The Firebird XXVIII

Death of the Sparrow 001

XXVIII

“Rise,” came the voice of the small gray bird at my ear.  “Be comforted.”

“What comfort can I have?” I sobbed.  “I have lost everything.  What can I do?”

“There is only one thing to do,” he answered.  “You must continue your journey to the place of the rising sun.  There is no way back and no other way forward.  In this you must find comfort.”

In spite of my tears I raised my head and laughed.

“Comfort!” I cried bitterly.  “That is no comfort!  Don’t you see?  I cannot continue this journey!  I have neither the courage, the strength, nor the wisdom.  I have proven to you and to myself that I am not good enough!”

He was starting to reply – saying something about someone who had all strength and wisdom and power – but suddenly I was on my feet and in a red rage.  The bird fluttered up from my shoulder and hovered above my head.  I stooped and scooped up some loose pieces of rock that lay at my feet.

“Get out of here!” I shouted, hurling a handful at the birds.  “Get away from me!  What do I want with you anyhow?  I know that you hate me!  That’s clear to me now!  Not that I blame you for it.  But I want you to go!  Go away!  I am not fit for your company!”

There was a great rustling and fluttering of wings as they all beat a hasty retreat before my mad onslaught.  But they did not go far.  Instead, they flew in cautious circles round about the rock, not far above my head.  This, of course, only infuriated me all the more.  As if crazed with anger, I hurled rock upon rock after them into the air, trying madly to drive them off.  So blind, so careless was the fit into which I had fallen that it came to me as a shock when one of my missiles actually found its mark.  In the next moment I saw the sparrow plummet from the sky to the dark rock several yards in front of me.

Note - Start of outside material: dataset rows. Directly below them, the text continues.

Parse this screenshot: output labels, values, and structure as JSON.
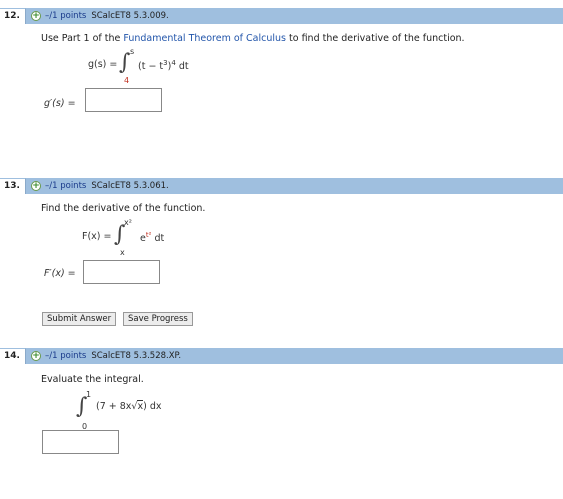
{
  "q12": {
    "number": "12.",
    "points": "–/1 points",
    "code": "SCalcET8 5.3.009.",
    "prompt_pre": "Use Part 1 of the ",
    "prompt_link": "Fundamental Theorem of Calculus",
    "prompt_post": " to find the derivative of the function.",
    "func_lhs": "g(s) =",
    "upper": "s",
    "lower": "4",
    "integrand": "(t − t",
    "exp1": "3",
    "integrand2": ")",
    "exp2": "4",
    "dt": " dt",
    "answer_label": "g′(s)  =",
    "answer_value": ""
  },
  "q13": {
    "number": "13.",
    "points": "–/1 points",
    "code": "SCalcET8 5.3.061.",
    "prompt": "Find the derivative of the function.",
    "func_lhs": "F(x) =",
    "upper": "x²",
    "lower": "x",
    "integrand": "e",
    "exp": "t²",
    "dt": " dt",
    "answer_label": "F′(x) =",
    "answer_value": "",
    "submit_label": "Submit Answer",
    "save_label": "Save Progress"
  },
  "q14": {
    "number": "14.",
    "points": "–/1 points",
    "code": "SCalcET8 5.3.528.XP.",
    "prompt": "Evaluate the integral.",
    "upper": "1",
    "lower": "0",
    "integrand_pre": "(7 + 8x",
    "sqrt_arg": "x",
    "integrand_post": ") dx",
    "answer_value": ""
  },
  "icons": {
    "plus": "+"
  },
  "colors": {
    "header_bg": "#9fbfdf",
    "link": "#2255aa",
    "points_text": "#1a3a8a"
  }
}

Instantly my anger dropped away from me like a loosened garment.  Chilled in the grip of a sudden and naked horror I stood dumbfounded, feeling as if I had been pierced to the heart with a knife of frozen fire.  In the shock of the moment my knees buckled under me.  I fell and scraped my arms and legs against the rock.  Then, scrambling to my feet, I ran to the spot where the tiny bird had landed.

What was my surprise when I reached the place and found not the sparrow stretched lifeless upon the ground, but the beautiful young lady who had given me the basket of apples!  Her rich golden hair spilled unbound over the bare blackness of the rock.  Scattered nearby lay the fragments of her circlet of spring flowers.  The light in her fair eyes was gone, and she lay on her back with her right arm twisted unnaturally beneath her body.  All down her right side the kirtle of pure white linen was stained with dark blood.

“What have I done?” I cried, flinging myself upon her and tearing my hair with both hands.  “How could I have been so cruel and hateful?”

For a long time I lay there, weeping and wailing uncontrollably, gouging my cheeks with my nails, trying frantically but unsuccessfully to rouse her.

At last, black with despair, I got up and cast about for a way to destroy myself.  Not far away I saw huge cleft in the rock, a yawning chasm slicing straight down into the depths of the earth.

Without another thought, I cast myself down into it.